Luke Muzzy is a lifelong resident of Greenville whose family roots go back nine generations. He's also the senior land asset manager for Plum Creek, one of the largest landowners in the country with nearly 900,000 acres in Maine alone. Muzzy worked on the project and took some personal heat for it. Both his home and former office were vandalized in 2005.
Muzzy, on hand at a press conference announcing the agreement, says it was courageous of his employer and others not to give up. "As someone that lives right in the middle of it, I'm sure glad that people had the preserverence to see it through."

Susan Sharon: "Why did they stick with it, do you think, and would they do it again elsewhere?"

Luke Muzzy: "We looked at this as a long-term predictability, for not only the local economy, but for us as a company. It was worth sticking through. Now you have a land base of 363,000 acres that's guaranteed to be a working forest. And we're a timber company. That meant something to us."

Residents of the area are hoping it will give them some predictability too. Former Greenville town manager John Simko says the population of about 1,600 is aging and relatively stagnant, making it difficult to sustain the small, local hospital and the schools. Two lumber mills have closed in the past two decades, putting more than 120 people in a woods-dependent economy out of work. Other manufacturing jobs have also been lost.

"Does that mean that the town's going to fold up and go away? Well, no," he says. "No, that's not going to happen, but it's going to have to transform, and an important piece to how it will have to transform is to make the most of this opportunity."

The 363,000-acre easement, which will be managed by the Forest Society of Maine, includes some lands donated outright by Plum Creek and additional acreage that was purchased for $10 million by the Nature Conservancy. Fundraising for the project is ongoing.

Sherry Huber, active in both conservation groups, says Plum Creek's rezoning plan was often mischaracterized as being strictly about development, when she says it was also about unparalleled conservation and public access.

"It's a good example of managing forest for multiple use," Huber says. "Its working forest easement can't be stressed enough. It will mean good jobs in the future. It will also mean recreation and wildlife habitat going forward.

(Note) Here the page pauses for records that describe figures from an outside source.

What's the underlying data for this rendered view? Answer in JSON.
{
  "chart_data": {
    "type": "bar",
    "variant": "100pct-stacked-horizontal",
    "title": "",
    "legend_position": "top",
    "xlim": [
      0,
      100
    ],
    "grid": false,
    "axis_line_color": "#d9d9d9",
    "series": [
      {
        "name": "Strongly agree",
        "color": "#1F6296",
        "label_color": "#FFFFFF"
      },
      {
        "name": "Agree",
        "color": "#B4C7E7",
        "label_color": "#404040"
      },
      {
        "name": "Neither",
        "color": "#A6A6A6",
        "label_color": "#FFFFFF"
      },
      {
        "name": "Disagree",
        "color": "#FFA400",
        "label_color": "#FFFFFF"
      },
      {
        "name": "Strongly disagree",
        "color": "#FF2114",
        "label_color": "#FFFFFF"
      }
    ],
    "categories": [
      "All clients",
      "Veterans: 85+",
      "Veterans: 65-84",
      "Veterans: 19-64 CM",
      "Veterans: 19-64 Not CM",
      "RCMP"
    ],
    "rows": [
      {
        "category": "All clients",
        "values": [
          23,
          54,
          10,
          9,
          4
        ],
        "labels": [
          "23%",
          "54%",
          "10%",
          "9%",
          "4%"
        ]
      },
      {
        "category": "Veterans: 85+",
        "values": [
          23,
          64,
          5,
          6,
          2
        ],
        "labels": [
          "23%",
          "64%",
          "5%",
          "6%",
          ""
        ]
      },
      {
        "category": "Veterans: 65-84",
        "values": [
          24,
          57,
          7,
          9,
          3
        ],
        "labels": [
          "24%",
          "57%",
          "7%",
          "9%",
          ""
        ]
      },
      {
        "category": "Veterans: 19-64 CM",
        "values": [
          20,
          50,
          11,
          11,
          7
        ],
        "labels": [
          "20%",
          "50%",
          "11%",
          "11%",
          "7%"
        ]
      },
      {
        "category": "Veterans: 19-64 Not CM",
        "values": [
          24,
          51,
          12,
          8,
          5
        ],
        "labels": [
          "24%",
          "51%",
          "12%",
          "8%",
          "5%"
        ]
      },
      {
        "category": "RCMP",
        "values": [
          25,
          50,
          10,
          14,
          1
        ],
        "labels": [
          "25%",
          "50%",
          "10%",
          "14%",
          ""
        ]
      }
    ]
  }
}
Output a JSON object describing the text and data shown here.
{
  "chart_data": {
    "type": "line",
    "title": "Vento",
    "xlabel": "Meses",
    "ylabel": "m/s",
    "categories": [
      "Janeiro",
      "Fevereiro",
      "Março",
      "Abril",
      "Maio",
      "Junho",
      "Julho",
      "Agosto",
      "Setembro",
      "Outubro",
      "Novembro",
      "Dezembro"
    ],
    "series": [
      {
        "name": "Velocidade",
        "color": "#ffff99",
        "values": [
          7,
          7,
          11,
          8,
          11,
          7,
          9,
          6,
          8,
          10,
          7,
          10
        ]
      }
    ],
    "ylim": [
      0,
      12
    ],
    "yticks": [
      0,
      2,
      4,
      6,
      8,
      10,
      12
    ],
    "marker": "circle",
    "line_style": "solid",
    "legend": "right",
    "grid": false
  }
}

And the future of Maine's forest and our forest-based economy requires that we seek this balance."

The new easement will serve as a link to existing conservation lands, including the 100-Mile Wilderness, the Moose River Reserve, Baxter State Park and the Pingree Easement lands.

The group RESTORE: the North Woods issued a statement saying it still believes a better alternative to an easement is to permanently protect Maine's large and unfragmented forest by creating a Maine Woods National Park. Until that happens, Jym St. Pierre says his group will be watching to see how the terms of the easement are implemented.